Most brands of fertilizers do not have an expiration date, how do you know when a product expires? It is true that the vast majority of fertilizer brands do not have an expiration date, for the simple reason that it is not possible to say exactly on which day a product expires. Saying “expires on May 10, 2014” is not the same as saying “better to consume before May 10”; The first implies that the product will deteriorate from that day on; the second, that from that date the product may begin to lose properties, but that it can continue to be used (it is like with the yogurt issue: they can be consumed after the indicated date).
As a general rule, if the bottle is closed, the product can be kept in good condition for about four years; some organic products possibly a little less. Once a container has been opened, it must be consumed within a year.
If you have had a boat open for more than two years, it is most likely already in bad shape.
The environment where the product is stored also has a lot to do with it.
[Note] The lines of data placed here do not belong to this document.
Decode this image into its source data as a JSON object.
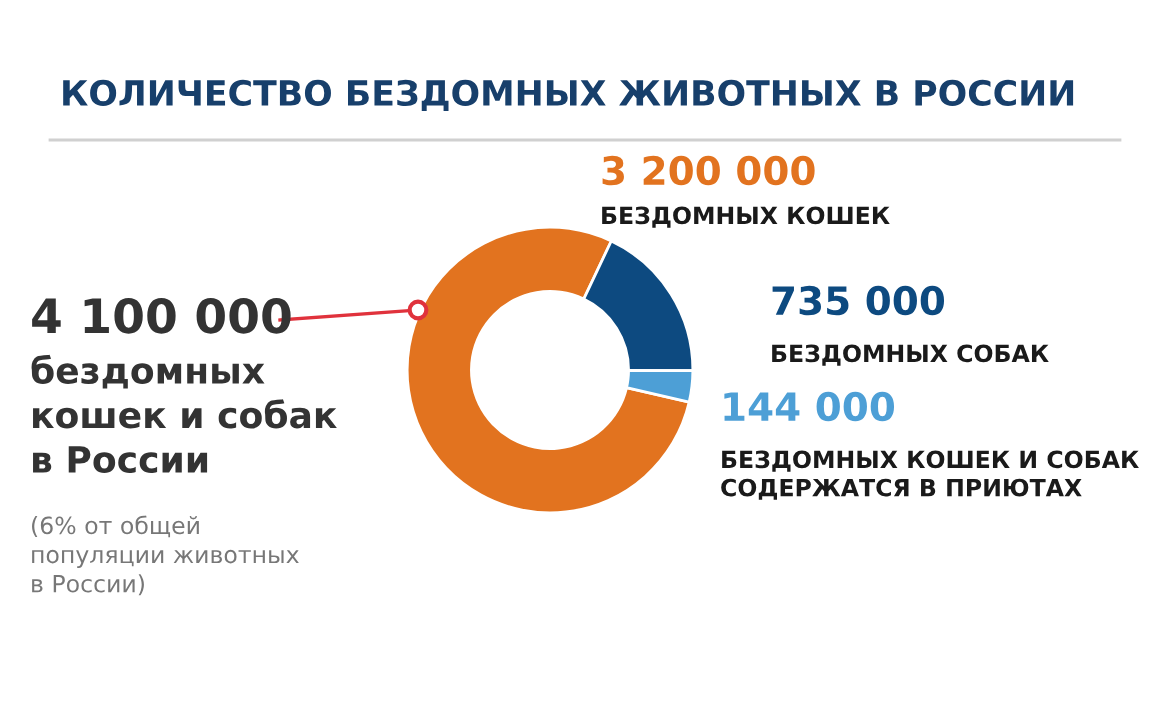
{
  "chart_data": {
    "type": "donut",
    "title": "КОЛИЧЕСТВО БЕЗДОМНЫХ ЖИВОТНЫХ В РОССИИ",
    "categories": [
      "БЕЗДОМНЫХ КОШЕК",
      "БЕЗДОМНЫХ СОБАК",
      "БЕЗДОМНЫХ КОШЕК И СОБАК\nСОДЕРЖАТСЯ В ПРИЮТАХ"
    ],
    "values": [
      3200000,
      735000,
      144000
    ],
    "value_labels": [
      "3 200 000",
      "735 000",
      "144 000"
    ],
    "colors": [
      "#e2731f",
      "#0d4a80",
      "#4d9fd6"
    ],
    "annotations": [
      "4 100 000",
      "бездомных\nкошек и собак\nв России",
      "(6% от общей\nпопуляции животных\nв России)"
    ]
  }
}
Be careful not to expose the products to full sun and do not store them in places with too much heat or cold. The minimum temperature that the place where they are stored must have is about 5 °. Below that temperature, the most normal thing is that a reaction called crystallization takes place and, therefore, the liquid becomes a solid paste; that is to say, useless.
All well-known brands work with batch codes. These numbers are usually printed or marked on the bottles or caps and indicate, among other things, the date of manufacture and not the expiration date.
If there is a problem with a product, we recommend contacting the manufacturer, who will ask for the batch code and will know how to detect when it was manufactured to find the fault, if any, and find a solution to the possible manufacturing problem; This is called traceability, and all manufacturers are required by law to implement it in their production system.
We recommend that you always buy in stores that have a lot of movement and that have not had the product for months or years on the shelf. Many times the fertilizer has been waiting for a long time to be bought and all these calculations that we have just indicated are useless, because we do not know how long it has been in the store (and how long the distributor has had it previously). For this reason we are advocates that at least the production date is printed on all fertilizers, but of course, this is contrary to the commercial interests of many.